By Claire Alongi
Last year the 89th annual Academy Awards went out with a bang in a flurry of confusion after “La La Land” was mistakenly announced the Best Picture winner. Producer Justin Horowitz infamously took to the mic to proclaim the correct recipient, and the world as well as Hollywood’s elite picked their jaws up off the floor to watch underdog “Moonlight” take home the biggest award of the night. And this was already after several hours of politically charged jokes, jabs at the Academy and the new President Elect Donald Trump.
By comparison, the 90th Oscars ceremony that took place last Sunday felt a bit like a gentle picnic in the park where the most upsetting thing might have been that someone forgot extra ice for the sodas. Oh well. Life goes on.
Except perhaps it shouldn’t. The Oscars had a lot to work with: first year with Trump, the ousting of Harvey Weinstein, #MeToo and #TimesUp. It also had a historically diverse set of nominees across genders and ages.
Yet, everything felt guarded. Jimmy Kimmel came out and did a classic run of opening jokes where he did admittedly take a few jabs at the recent outpouring of long repressed sexual assault allegations against men in Hollywood. It felt amusing but oddly without the bite that had been present for similar quips made at earlier awards shows, especially when Kimmel made a crack about calling for winners taking time to talk about equality as long as their speeches weren’t too long.

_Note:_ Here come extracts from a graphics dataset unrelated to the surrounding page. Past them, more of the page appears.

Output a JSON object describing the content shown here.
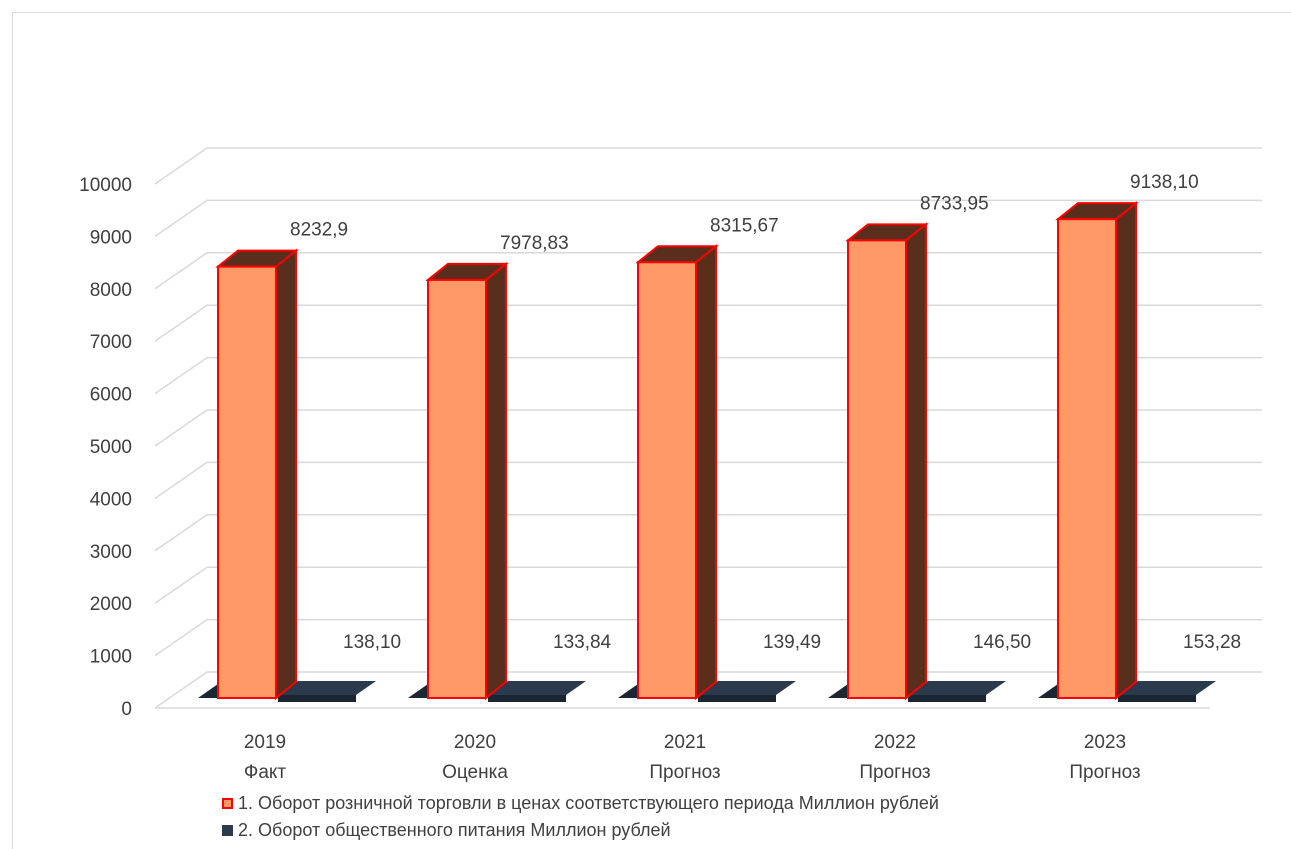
{
  "chart_data": {
    "type": "bar",
    "style": "3d-clustered-column",
    "categories": [
      [
        "2019",
        "Факт"
      ],
      [
        "2020",
        "Оценка"
      ],
      [
        "2021",
        "Прогноз"
      ],
      [
        "2022",
        "Прогноз"
      ],
      [
        "2023",
        "Прогноз"
      ]
    ],
    "series": [
      {
        "name": "1. Оборот розничной торговли в ценах соответствующего периода Миллион рублей",
        "values": [
          8232.9,
          7978.83,
          8315.67,
          8733.95,
          9138.1
        ],
        "labels": [
          "8232,9",
          "7978,83",
          "8315,67",
          "8733,95",
          "9138,10"
        ],
        "color": "#ff9966",
        "side_color": "#5a2e1c",
        "edge_color": "#ff0000"
      },
      {
        "name": "2. Оборот общественного питания Миллион рублей",
        "values": [
          138.1,
          133.84,
          139.49,
          146.5,
          153.28
        ],
        "labels": [
          "138,10",
          "133,84",
          "139,49",
          "146,50",
          "153,28"
        ],
        "color": "#2b3a4c",
        "side_color": "#1c2633",
        "edge_color": "#2b3a4c"
      }
    ],
    "yticks": [
      "0",
      "1000",
      "2000",
      "3000",
      "4000",
      "5000",
      "6000",
      "7000",
      "8000",
      "9000",
      "10000"
    ],
    "ylim": [
      0,
      10000
    ],
    "grid": true,
    "legend_position": "bottom"
  }
}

It seemed like something had to give, but the night proceeded as if everyone had been given some kind of gag order, or at the very least gloss-over order, except perhaps Frances McDormand. McDormand’s impassioned speech for inclusion riders and shout outs to women nominees was certainly an exception over the course of the night, not the rule. Even Lupita Nyong’o and Kumail Nanjiani’s brief moment of advocacy for DREAMers was sweet but lacked vitriol.
And while there were a few pleasantly shocking wins, the biggest being Jordan Peele winning Best Original Screenplay for “Get Out,” the winners were mostly expected. Not to say those winners were undeserving, just everything felt…safe.
It was as if Hollywood had retreated into the remnants of the bubble that had been burst months ago. There was no cry to wear black to the ceremony, no talks of boycott.
Has Hollywood had it’s outcry, and is now ready to move on?
Keeping up the fiery momentum of a movement is hard, but to see it peter out or at least lie down for a while, especially on the biggest awards night of the year, was unexpected and frankly disappointing.
It was exciting to see the people of Hollywood, and women within the film industry in particular, standing up to years of misogyny and put downs, as well as lacks of diversity and lower pay. It felt like something might change, and if the snowball could start rolling in the hot and sunny high-powered Hollywood Hills then maybe it could roll and roll until it had an impact elsewhere.
But after the Oscars that seems slightly more uncertain. Perhaps it was just the stars wanting to take a night off and enjoy the prestigious golden statues simply as the awards they are. One can hope it’s that, and not complacency creeping back into the system. Only time will tell.